15 Biochar additions as a catalyst for climate-smart agriculture and a sustainable solution to greenhouse gas emissions.

The role of biochar application in reducing greenhouse gas (GHG) emissions and refining soil health is a subject of extensive research, yet its effects remain questioned. Two sets of experiments were conducted to determine the effects of two varieties of biochar (natural and industrial) on soil fluxes of CH4, N2O, CO2, H2O, soil moister, soil temperature, and aggregate-associated carbon measured at the Caprine Research and Education Unit, Tuskegee University, AL during 12-week. The first experiment (Exp. 1) was conducted to evaluate the effects of industrial biochar on GHG emissions, while the second experiment (Exp. 2) was conducted to evaluate the effects of utilizing natural biochar on GHG emissions from grazing lands. The objectives of this study were 1) to measure the soil fluxes of CH4, N2O, CO2, H2O, soil moister, and soil temperature throughout the experiments using twelve soil chambers (n = 3) without or with the addition of different levels of both industrial and natural biochar (0, 10%, 20%, and 30%/kg soil) measured using LI-COR LI-7810 and LI-7820 Trace Gas Analyzers. Our preliminary results in Exp. 1 showed that industrial biochar amendment linearly decreased the cumulative CO2 emissions by 6% during the experiment (P ≤ 0.05). Compared to the control treatment, the effects of biochar amendment on CH4 (P = 0.24) and N2O (P = 0.13) emissions were not significantly different across the experimental period. In contrast, industrial biochar tends to reduce GHG emissions when its quantity in the soil increases. In Exp.2, natural biochar amendment significantly decreased (P < 0.001) in the cumulative CH4 and CO2 emissions by 26% and 84 % during the experiment, respectively. Industrial and natural biochar has no apparent effects on decreasing N2O emissions because N2O needs time for nitrogen fermentation by soil bacteria.

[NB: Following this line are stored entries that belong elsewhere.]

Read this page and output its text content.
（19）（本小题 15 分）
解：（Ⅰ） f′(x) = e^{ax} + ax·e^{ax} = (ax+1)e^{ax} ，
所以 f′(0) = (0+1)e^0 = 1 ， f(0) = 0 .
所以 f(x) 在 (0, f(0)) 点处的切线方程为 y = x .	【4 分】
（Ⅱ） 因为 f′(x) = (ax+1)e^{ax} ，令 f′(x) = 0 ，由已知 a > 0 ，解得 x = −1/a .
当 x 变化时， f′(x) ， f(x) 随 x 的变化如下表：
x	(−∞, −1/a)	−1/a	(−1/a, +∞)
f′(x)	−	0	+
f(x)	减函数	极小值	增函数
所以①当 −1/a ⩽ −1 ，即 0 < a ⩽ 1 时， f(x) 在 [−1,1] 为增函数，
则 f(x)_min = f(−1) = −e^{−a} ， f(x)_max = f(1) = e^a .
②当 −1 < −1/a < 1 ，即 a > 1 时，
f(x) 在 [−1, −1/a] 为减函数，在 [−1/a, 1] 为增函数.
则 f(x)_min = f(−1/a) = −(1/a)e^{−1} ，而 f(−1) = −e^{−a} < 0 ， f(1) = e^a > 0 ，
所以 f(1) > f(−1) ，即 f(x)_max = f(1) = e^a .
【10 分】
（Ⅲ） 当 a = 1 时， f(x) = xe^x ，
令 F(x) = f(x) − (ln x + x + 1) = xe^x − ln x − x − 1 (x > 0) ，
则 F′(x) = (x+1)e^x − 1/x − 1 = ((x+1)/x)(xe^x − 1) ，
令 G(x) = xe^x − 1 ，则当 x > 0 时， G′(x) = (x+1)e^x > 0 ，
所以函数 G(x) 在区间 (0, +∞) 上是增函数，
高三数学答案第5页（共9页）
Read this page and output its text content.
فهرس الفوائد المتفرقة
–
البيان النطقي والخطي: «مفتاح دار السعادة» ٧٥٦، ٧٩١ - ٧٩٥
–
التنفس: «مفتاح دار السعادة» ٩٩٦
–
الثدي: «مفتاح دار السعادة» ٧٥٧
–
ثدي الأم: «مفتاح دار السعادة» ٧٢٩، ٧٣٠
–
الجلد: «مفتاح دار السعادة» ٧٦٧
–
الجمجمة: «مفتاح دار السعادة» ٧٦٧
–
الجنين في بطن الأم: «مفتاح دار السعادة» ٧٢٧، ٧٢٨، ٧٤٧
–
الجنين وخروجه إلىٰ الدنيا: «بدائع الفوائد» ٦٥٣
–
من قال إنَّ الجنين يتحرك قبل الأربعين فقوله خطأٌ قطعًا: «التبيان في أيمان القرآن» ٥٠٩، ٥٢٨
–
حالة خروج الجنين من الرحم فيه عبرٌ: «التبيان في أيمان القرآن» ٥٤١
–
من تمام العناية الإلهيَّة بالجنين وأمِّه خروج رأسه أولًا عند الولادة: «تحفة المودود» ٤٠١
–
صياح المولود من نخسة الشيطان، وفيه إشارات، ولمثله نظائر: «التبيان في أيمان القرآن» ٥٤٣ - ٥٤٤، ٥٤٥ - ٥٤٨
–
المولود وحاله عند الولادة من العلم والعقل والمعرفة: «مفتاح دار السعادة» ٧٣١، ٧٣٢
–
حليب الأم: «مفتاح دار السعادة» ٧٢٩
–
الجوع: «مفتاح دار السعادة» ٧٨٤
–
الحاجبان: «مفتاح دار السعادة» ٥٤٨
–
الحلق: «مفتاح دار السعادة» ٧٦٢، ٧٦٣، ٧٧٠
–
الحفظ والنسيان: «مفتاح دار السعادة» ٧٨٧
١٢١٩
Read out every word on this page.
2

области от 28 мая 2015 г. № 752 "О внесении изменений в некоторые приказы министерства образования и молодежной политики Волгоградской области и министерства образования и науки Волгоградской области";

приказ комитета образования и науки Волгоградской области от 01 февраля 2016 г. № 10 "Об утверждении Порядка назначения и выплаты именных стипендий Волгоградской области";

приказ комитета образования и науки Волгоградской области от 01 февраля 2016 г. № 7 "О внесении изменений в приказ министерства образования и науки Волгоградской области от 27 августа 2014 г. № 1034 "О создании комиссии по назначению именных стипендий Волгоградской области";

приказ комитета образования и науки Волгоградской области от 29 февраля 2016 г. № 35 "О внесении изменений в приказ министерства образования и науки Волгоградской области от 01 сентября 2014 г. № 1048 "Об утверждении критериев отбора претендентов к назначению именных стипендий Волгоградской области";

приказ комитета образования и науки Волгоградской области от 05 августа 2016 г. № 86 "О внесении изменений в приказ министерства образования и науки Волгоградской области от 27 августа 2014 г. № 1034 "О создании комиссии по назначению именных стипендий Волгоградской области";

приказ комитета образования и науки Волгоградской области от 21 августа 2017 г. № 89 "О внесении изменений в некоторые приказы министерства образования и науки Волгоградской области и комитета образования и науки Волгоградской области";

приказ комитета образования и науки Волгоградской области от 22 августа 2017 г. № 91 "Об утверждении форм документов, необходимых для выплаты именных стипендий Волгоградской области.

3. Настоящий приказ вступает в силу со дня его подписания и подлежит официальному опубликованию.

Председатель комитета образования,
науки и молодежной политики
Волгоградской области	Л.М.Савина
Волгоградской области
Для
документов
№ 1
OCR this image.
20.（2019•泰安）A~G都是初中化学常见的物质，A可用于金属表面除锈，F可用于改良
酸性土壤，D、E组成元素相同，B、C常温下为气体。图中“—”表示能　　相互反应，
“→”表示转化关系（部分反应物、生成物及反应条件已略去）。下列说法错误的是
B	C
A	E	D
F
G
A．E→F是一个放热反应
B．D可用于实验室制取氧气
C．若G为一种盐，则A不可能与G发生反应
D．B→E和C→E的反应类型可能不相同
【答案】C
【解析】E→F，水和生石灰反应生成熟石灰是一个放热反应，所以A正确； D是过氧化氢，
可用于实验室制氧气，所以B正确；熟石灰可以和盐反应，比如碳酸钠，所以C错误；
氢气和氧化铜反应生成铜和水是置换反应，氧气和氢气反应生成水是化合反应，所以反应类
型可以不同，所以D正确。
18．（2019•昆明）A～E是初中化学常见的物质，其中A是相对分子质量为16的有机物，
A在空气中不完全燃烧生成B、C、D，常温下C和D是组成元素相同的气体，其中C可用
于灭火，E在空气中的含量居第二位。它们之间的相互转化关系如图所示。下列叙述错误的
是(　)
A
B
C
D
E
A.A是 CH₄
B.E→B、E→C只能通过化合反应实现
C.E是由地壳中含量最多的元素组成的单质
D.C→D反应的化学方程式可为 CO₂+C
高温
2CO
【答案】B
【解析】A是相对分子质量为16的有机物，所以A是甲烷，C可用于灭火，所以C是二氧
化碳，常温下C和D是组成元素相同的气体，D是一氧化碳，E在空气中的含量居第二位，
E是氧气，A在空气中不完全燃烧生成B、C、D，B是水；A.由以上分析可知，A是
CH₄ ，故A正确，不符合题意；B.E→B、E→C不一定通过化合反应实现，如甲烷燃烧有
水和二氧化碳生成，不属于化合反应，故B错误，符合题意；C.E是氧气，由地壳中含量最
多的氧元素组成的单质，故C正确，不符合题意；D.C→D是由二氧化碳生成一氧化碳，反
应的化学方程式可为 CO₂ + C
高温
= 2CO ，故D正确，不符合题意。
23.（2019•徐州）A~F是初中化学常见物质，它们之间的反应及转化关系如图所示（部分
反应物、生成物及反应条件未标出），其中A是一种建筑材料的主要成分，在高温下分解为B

Neither industrial biochar nor natural biochar addition affected soil temperature, but soil temperature was significantly affected by the interactions among biochar, N fertilizer, and time (all p < 0.05). Our study concluded that biochar has the highest potential for reducing CH4 and N2O gasses while increasing soil temperature by increasing the proportion of carbon stored inside. This provides a unique method for biochar’s contribution to soil carbon sequestration. However, the long-term sustainability of biochar effects on varied soil types remains challenging.